Die Kinder wurden müde, quengelten. Wagen um Wagen rettete jeder seine Habseligkeiten. Eine gequälte Kette Trostlosigkeit im aufgewirbeltem Staub. Müde kehrte man ins Pfarrhaus zurück. Sollte doch nun kommen was wolle, Hauptsache unter dem vertrauten bergenden heimischen Dach …
Wir wissen nicht, was weiter geschah …
Einen Tag später stießen die Russen auf den grausigen Fund im roten Ziegelbau. Die beiden Pfarrfamilien waren ausgelöscht worden. Sieben Menschenleben.

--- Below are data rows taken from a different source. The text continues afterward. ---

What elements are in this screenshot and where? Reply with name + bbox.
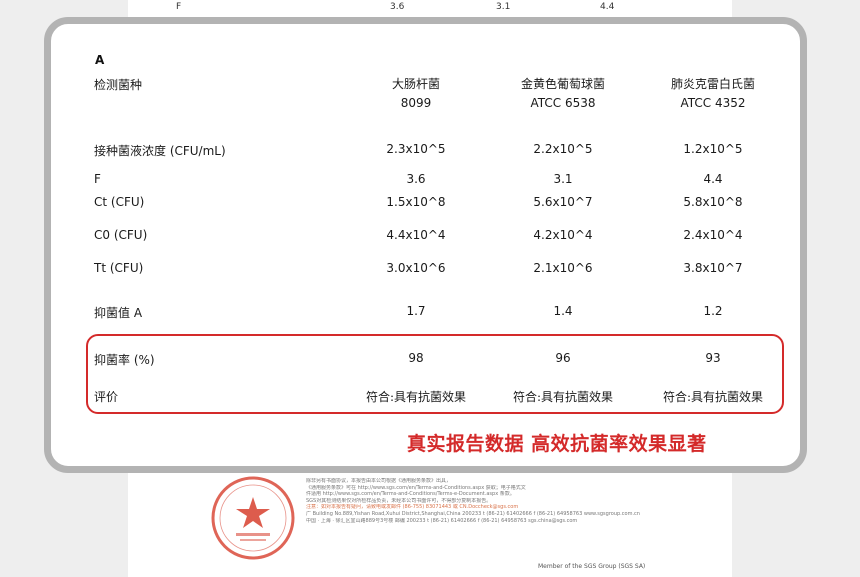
row-value: 3.1 bbox=[553, 172, 573, 186]
test-results-card: A 检测菌种 大肠杆菌 金黄色葡萄球菌 肺炎克雷白氏菌 8099 ATCC 65… bbox=[44, 17, 807, 473]
inhibition-rate-value: 93 bbox=[705, 351, 721, 365]
evaluation-value: 符合:具有抗菌效果 bbox=[512, 390, 614, 404]
inhibition-rate-value: 98 bbox=[408, 351, 424, 365]
row-value: 2.4x10^4 bbox=[683, 228, 743, 242]
section-label: A bbox=[95, 53, 105, 67]
fine-print-line: 《通用服务条款》可在 http://www.sgs.com/en/Terms-a… bbox=[306, 484, 526, 491]
evaluation-value: 符合:具有抗菌效果 bbox=[365, 390, 467, 404]
top-row-value-3: 4.4 bbox=[600, 2, 615, 12]
row-value: 3.0x10^6 bbox=[386, 261, 446, 275]
row-value: 2.1x10^6 bbox=[533, 261, 593, 275]
organism-header-label: 检测菌种 bbox=[94, 78, 143, 92]
row-value: 2.2x10^5 bbox=[533, 142, 593, 156]
row-value: 3.8x10^7 bbox=[683, 261, 743, 275]
row-value: 4.2x10^4 bbox=[533, 228, 593, 242]
row-label: C0 (CFU) bbox=[94, 228, 148, 242]
row-value: 1.5x10^8 bbox=[386, 195, 446, 209]
row-label: Tt (CFU) bbox=[94, 261, 144, 275]
fine-print-line: 除非另有书面协议，本报告由本公司根据《通用服务条款》出具， bbox=[306, 478, 452, 484]
row-value: 2.3x10^5 bbox=[386, 142, 446, 156]
row-value: 1.2x10^5 bbox=[683, 142, 743, 156]
sgs-member-footer: Member of the SGS Group (SGS SA) bbox=[538, 563, 646, 570]
previous-page-row-f: F 3.6 3.1 4.4 bbox=[0, 0, 860, 14]
row-label: F bbox=[94, 172, 101, 186]
organism-code-2: ATCC 6538 bbox=[530, 96, 596, 110]
organism-name-1: 大肠杆菌 bbox=[391, 77, 441, 91]
fine-print-line: 中国 · 上海 · 徐汇区宜山路889号3号楼 邮编 200233 t (86-… bbox=[306, 517, 578, 524]
inhibition-rate-label: 抑菌率 (%) bbox=[94, 353, 155, 367]
row-value: 1.4 bbox=[553, 304, 573, 318]
row-value: 4.4 bbox=[703, 172, 723, 186]
row-value: 5.6x10^7 bbox=[533, 195, 593, 209]
official-seal-stamp bbox=[211, 476, 295, 560]
fine-print-line: 注意：如对本报告有疑问，请致电或发邮件 (86-755) 83071443 或 … bbox=[306, 504, 519, 511]
row-label: 接种菌液浓度 (CFU/mL) bbox=[94, 144, 226, 158]
organism-code-3: ATCC 4352 bbox=[680, 96, 746, 110]
fine-print-line: 件适用 http://www.sgs.com/en/Terms-and-Cond… bbox=[306, 491, 515, 498]
row-value: 1.7 bbox=[406, 304, 426, 318]
top-row-value-2: 3.1 bbox=[496, 2, 511, 12]
row-label: Ct (CFU) bbox=[94, 195, 145, 209]
fine-print-line: 广 Building No.889,Yishan Road,Xuhui Dist… bbox=[306, 510, 640, 517]
report-fine-print: 除非另有书面协议，本报告由本公司根据《通用服务条款》出具， 《通用服务条款》可在… bbox=[306, 478, 646, 524]
row-value: 4.4x10^4 bbox=[386, 228, 446, 242]
row-value: 1.2 bbox=[703, 304, 723, 318]
row-value: 5.8x10^8 bbox=[683, 195, 743, 209]
top-row-label: F bbox=[176, 2, 182, 12]
row-value: 3.6 bbox=[406, 172, 426, 186]
organism-name-2: 金黄色葡萄球菌 bbox=[520, 77, 606, 91]
row-label: 抑菌值 A bbox=[94, 306, 143, 320]
organism-code-1: 8099 bbox=[400, 96, 432, 110]
evaluation-value: 符合:具有抗菌效果 bbox=[662, 390, 764, 404]
inhibition-rate-value: 96 bbox=[555, 351, 571, 365]
organism-name-3: 肺炎克雷白氏菌 bbox=[670, 77, 756, 91]
slogan-banner: 真实报告数据 高效抗菌率效果显著 bbox=[407, 433, 707, 455]
evaluation-label: 评价 bbox=[94, 390, 119, 404]
fine-print-line: SGS对其检测结果仅对所检样品负责，未经本公司书面许可，不得部分复制本报告。 bbox=[306, 497, 492, 504]
top-row-value-1: 3.6 bbox=[390, 2, 405, 12]
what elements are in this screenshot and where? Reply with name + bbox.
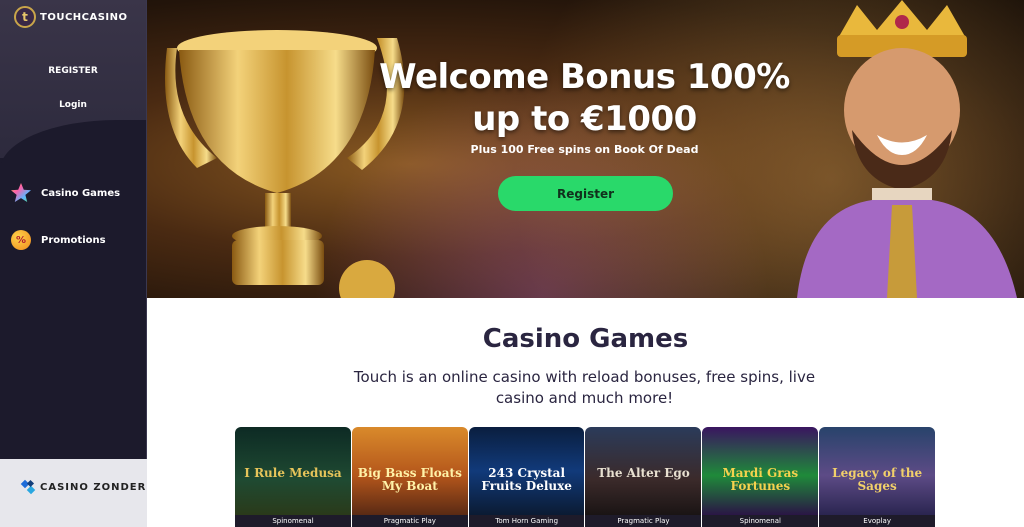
game-provider: Pragmatic Play xyxy=(585,515,702,527)
game-provider: Evoplay xyxy=(819,515,935,527)
game-provider: Pragmatic Play xyxy=(351,515,468,527)
sidebar-item-casino-games[interactable]: Casino Games xyxy=(10,182,120,204)
section-description: Touch is an online casino with reload bo… xyxy=(353,368,816,407)
sidebar: t TOUCHCASINO REGISTER Login Casino Game… xyxy=(0,0,183,527)
game-card[interactable]: Legacy of the Sages Evoplay xyxy=(819,427,935,527)
sidebar-item-promotions[interactable]: % Promotions xyxy=(10,229,106,251)
game-card[interactable]: Mardi Gras Fortunes Spinomenal xyxy=(702,427,819,527)
hero-register-button[interactable]: Register xyxy=(498,176,673,211)
game-title: The Alter Ego xyxy=(597,466,690,480)
hero-banner: Welcome Bonus 100% up to €1000 Plus 100 … xyxy=(147,0,1024,298)
game-title: Legacy of the Sages xyxy=(832,466,923,493)
game-card[interactable]: Big Bass Floats My Boat Pragmatic Play xyxy=(351,427,468,527)
sidebar-register-link[interactable]: REGISTER xyxy=(0,66,146,76)
watermark-banner: CASINO ZONDER ID.IN xyxy=(0,459,183,527)
game-provider: Tom Horn Gaming xyxy=(468,515,585,527)
logo-text: TOUCHCASINO xyxy=(40,11,128,23)
game-title: Mardi Gras Fortunes xyxy=(722,466,799,493)
game-card[interactable]: 243 Crystal Fruits Deluxe Tom Horn Gamin… xyxy=(468,427,585,527)
hero-title-line1: Welcome Bonus 100% xyxy=(379,57,790,97)
game-title: I Rule Medusa xyxy=(244,466,342,480)
diamond-logo-icon xyxy=(20,479,36,495)
hero-title-line2: up to €1000 xyxy=(472,99,697,139)
game-card[interactable]: The Alter Ego Pragmatic Play xyxy=(585,427,702,527)
game-title: Big Bass Floats My Boat xyxy=(357,466,462,493)
game-provider: Spinomenal xyxy=(235,515,351,527)
sidebar-item-label: Promotions xyxy=(41,234,106,246)
brand-logo[interactable]: t TOUCHCASINO xyxy=(14,6,128,28)
game-provider: Spinomenal xyxy=(702,515,819,527)
sidebar-login-link[interactable]: Login xyxy=(0,100,146,110)
star-icon xyxy=(10,182,32,204)
king-character-icon xyxy=(797,0,1017,298)
sidebar-item-label: Casino Games xyxy=(41,187,121,199)
percent-badge-icon: % xyxy=(10,229,32,251)
game-card[interactable]: I Rule Medusa Spinomenal xyxy=(235,427,351,527)
logo-mark-icon: t xyxy=(14,6,36,28)
app-root: t TOUCHCASINO REGISTER Login Casino Game… xyxy=(0,0,1024,527)
game-title: 243 Crystal Fruits Deluxe xyxy=(481,466,572,493)
game-grid: I Rule Medusa Spinomenal Big Bass Floats… xyxy=(235,427,935,527)
main-content: Casino Games Touch is an online casino w… xyxy=(147,298,1024,527)
hero-title: Welcome Bonus 100% up to €1000 xyxy=(357,56,812,140)
hero-subtitle: Plus 100 Free spins on Book Of Dead xyxy=(470,143,699,156)
section-title: Casino Games xyxy=(482,324,689,354)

Nach 70 Jahren gedenken wir wieder der Ermordeten.
Verrohte SS-Leute - in besoffener Verzweiflung und um das nahen Ende des Dritten Reiches wissend – hatten drei Generationen der Pfarrfamilien Wagner ausgelöscht.
Wir wissen heute : Nie wieder Faschismus! Den Toten zur Erinnerung, den Lebenden zur Mahnung steht vor dem Pfarrhaus ein Findling und auf dem Friedhof ein schlichtes weißes Kreuz. Gedenkt – haltet inne! Erinnert euch! Behaltet das im Gedächtnis!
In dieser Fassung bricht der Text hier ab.